Amanda e escriba, a igreja toma parte na vossa alegria, crescei e multiplicai-vos, por isso o homem deixará pai e mãe para se unir à sua esposa, e serão os dois uma só carne, viestes à casa da igreja para que o vosso propósito de contrair matrimônio seja firmado, interrogar-vos-ei sobre as vossas disposições, diga que sim, hesite e também concorde, não faça vexame, logo tiro o estilhaço da bolsa, que bolsa? coloquei-o na cinta-liga, ótimo, que exploda agora, e ao som dos tímpanos que seriam um nascer de sol, se profanou a hóstia, e a igreja vibrava tanto com os acordes de Strauss, Richard, Einleitung, que ruiu. Maria, que estava de costas para a cruz, caiu em posição pouco afetada pela última vez. Paula nunca se curvaria. e então, nada aconteceu.

poesia do eu esqueço

eu esqueço de comprar embrulhos, eu esqueço de comprar papéis
eu esqueço até da poesia que tava aqui, eu esqueço que amanhã nao é dia de se rir, eu esqueço que a linha já acaba, eu esqueço que um dia nos separa, eu esqueço.

eu esqueço que não sou Saramago, eu esqueço que arte é nada, eu esqueço minhas lições de casa, eu esqueço que nem tenho mais lições de casa, eu esqueço que não há dias, nada acaba.

Eu esqueço de comprar embrulhos, esqueço que já disse isso, esqueço tudo isso, não esquecerei mais nada. Eu esqueço a definição de Cobb-Douglas, eu esqueço como se fala hours concours, eu esqueço de por francês em itálico, eu esqueço que eu esqueço, eu não esqueço nada.

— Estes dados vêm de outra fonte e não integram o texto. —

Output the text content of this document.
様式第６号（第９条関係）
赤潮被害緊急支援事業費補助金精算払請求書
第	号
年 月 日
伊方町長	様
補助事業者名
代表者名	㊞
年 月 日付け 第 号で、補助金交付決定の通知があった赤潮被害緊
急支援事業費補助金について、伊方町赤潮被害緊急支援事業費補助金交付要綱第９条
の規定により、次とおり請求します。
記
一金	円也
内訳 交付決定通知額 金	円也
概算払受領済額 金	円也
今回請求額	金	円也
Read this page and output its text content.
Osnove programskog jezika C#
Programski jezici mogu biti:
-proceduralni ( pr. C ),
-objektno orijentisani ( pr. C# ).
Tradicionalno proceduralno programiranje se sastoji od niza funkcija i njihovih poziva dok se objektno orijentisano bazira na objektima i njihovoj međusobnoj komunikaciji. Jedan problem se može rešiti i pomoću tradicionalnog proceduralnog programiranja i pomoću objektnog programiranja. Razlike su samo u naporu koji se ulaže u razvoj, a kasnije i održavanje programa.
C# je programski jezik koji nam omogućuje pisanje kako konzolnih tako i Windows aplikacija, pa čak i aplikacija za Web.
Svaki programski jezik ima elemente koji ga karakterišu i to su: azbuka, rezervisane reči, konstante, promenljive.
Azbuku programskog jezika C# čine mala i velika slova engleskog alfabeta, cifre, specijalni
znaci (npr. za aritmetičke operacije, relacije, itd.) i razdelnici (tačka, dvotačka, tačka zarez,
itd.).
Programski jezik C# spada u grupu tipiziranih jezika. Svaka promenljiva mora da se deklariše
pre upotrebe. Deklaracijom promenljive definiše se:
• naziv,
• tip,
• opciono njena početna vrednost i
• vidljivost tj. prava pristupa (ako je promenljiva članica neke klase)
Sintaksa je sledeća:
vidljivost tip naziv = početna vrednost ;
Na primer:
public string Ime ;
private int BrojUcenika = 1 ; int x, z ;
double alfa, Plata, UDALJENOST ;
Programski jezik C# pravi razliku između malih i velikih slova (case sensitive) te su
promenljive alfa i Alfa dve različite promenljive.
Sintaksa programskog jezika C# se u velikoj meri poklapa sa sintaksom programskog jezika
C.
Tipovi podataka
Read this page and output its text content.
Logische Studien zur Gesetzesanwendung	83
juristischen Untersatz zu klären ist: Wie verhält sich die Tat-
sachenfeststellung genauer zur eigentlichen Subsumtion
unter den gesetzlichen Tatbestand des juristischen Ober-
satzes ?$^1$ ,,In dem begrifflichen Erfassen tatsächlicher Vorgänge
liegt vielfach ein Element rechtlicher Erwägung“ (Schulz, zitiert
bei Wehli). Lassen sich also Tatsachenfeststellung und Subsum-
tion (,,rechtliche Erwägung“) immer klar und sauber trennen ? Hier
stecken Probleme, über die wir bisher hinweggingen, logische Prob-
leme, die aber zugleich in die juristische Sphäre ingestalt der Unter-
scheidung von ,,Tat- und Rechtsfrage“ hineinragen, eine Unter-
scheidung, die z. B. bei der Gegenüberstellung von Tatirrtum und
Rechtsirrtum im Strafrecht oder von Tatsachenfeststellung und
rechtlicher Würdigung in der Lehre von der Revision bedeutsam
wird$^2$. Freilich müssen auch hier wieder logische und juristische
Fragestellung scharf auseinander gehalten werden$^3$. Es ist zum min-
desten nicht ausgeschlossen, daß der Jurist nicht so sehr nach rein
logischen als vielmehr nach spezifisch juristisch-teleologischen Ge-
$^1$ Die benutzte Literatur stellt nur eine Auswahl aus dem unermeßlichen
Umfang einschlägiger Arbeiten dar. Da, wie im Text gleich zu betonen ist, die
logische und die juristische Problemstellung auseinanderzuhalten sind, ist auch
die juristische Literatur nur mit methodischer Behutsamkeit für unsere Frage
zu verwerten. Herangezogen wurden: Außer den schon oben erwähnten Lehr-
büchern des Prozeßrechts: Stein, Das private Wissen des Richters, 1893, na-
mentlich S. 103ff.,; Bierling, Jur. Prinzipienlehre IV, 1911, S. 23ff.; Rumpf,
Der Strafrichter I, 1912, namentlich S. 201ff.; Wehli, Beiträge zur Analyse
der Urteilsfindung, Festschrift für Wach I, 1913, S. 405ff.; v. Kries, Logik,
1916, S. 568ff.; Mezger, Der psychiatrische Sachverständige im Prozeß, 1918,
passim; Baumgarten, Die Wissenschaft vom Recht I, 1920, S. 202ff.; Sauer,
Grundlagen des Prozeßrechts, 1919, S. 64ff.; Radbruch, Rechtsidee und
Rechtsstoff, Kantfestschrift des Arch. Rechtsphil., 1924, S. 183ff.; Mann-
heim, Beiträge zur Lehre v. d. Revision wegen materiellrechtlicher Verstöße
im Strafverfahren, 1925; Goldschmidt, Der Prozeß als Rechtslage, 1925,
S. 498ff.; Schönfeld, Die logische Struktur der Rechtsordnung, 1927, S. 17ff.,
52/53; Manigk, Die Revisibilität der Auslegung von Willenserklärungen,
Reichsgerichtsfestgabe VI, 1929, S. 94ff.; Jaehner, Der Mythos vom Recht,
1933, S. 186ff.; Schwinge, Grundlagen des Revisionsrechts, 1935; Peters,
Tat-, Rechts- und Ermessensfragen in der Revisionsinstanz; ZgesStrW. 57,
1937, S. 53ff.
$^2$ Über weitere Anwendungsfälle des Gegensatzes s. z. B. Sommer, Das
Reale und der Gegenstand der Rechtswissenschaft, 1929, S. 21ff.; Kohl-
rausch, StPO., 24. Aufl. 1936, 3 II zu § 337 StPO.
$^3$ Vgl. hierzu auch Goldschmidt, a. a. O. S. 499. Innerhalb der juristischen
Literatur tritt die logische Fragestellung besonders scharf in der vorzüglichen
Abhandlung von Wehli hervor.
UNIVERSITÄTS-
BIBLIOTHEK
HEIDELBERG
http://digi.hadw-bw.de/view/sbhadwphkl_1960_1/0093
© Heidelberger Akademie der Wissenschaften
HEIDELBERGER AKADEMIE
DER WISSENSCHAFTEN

eu esqueço que o muro caiu
eu esqueço que o dia some
eu esqueço quem tem fome, pra acordar mais cedo, pra ver o dia que nunca acaba, vira noite mas não acaba, vira dia mas não acaba, vira ano mas não acaba, acabou. eu esqueço o dia por causa do som.

eu esqueço como toca Brahms, eu esqueço como toca disco eu esqueço que um dia eu fui um disco, mas eu nunca fui um disco, esqueça. eu esqueço como se escreve monografia, isso eu esqueço todo dia, eu só não esqueço o fluxo de consciência, mas eu até esqueço se não me apetece, eu esqueço o que te entristece e te ligo todo feliz e contente pra ir ver o jardim, mas você nem liga mais, como disseste mesmo antes de ontem pra mim quando eu falei do negócio do trabalho da pasta azul. os outros esquecem que eu não nasci no Sul.

Eu só não esqueço mesmo como fala a língua portuguesa.